The Gavrilovs haven't pinpointed why yet, but they suspect that environmental conditions early in life are responsible for the difference. Women don't eat as well during the winter, for example, and have less exposure to light and vitamin D, both factors that could have lasting negative impacts on developing spring babies.
Few things seem to be as important as having a long-lived family, says Thomas Perls, associate professor of medicine at Boston University. Perls, who manages a study of nearly 1,600 centenarians, the largest in the world, has shown that about 50 percent of centenarians have first-degree relatives or grandparents who also achieve very old age, and many have exceptionally old siblings as well. Men with centenarian siblings have nearly a 17 times greater chance than other men of living to 100; women with centenarian siblings have a 9 times greater chance.

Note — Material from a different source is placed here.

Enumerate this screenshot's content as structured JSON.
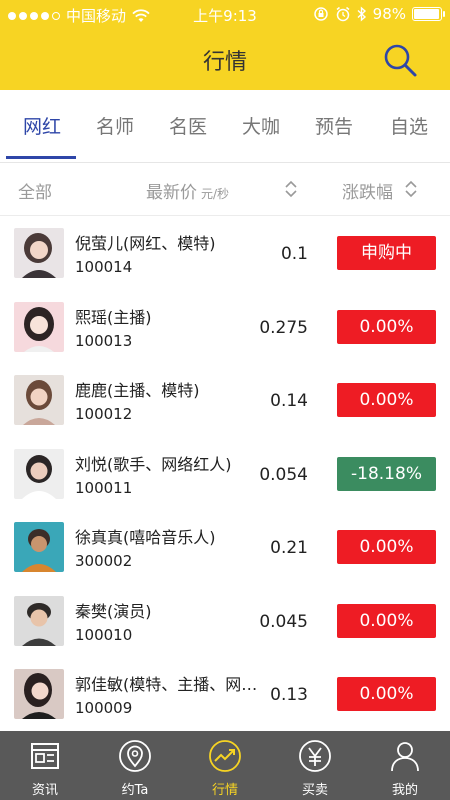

Nir Barzilai, director of the Institute for Aging Research at Albert Einstein College of Medicine, agrees. He's studying a population of 500 generally healthy, vital Ashkenazi Jews between the ages of 95 and 112. His goal is to identify longevity genes—then create drugs that bestow that protection on those with fewer inherited gifts. "The fact is we have plenty of overweight centenarians, plenty who smoke, plenty who drink," says Barzilai. "With the right genes, the body can put up with all sorts of abuse."
Researchers have found that a number of gene combinations—not just one or two—have a bearing on longevity. Barzilai's group has shown, for example, that centenarians tend to have a variant of a particular gene called CETP that protects against cardiovascular disease and dementia by boosting levels of HDL, or "good" cholesterol. Already, the pharmaceutical giant Merck is testing a drug that mimics the protective CETP variant on people with heart disease.
Genetic analysis of centenarians demonstrates that multiple genes—including variants of the FOX3 and APOE genes—may also confer protective benefits. Barzilai and other longevity researchers expect that genetic clues from centenarians will lead to numerous drugs that shield against age-related diseases in the future.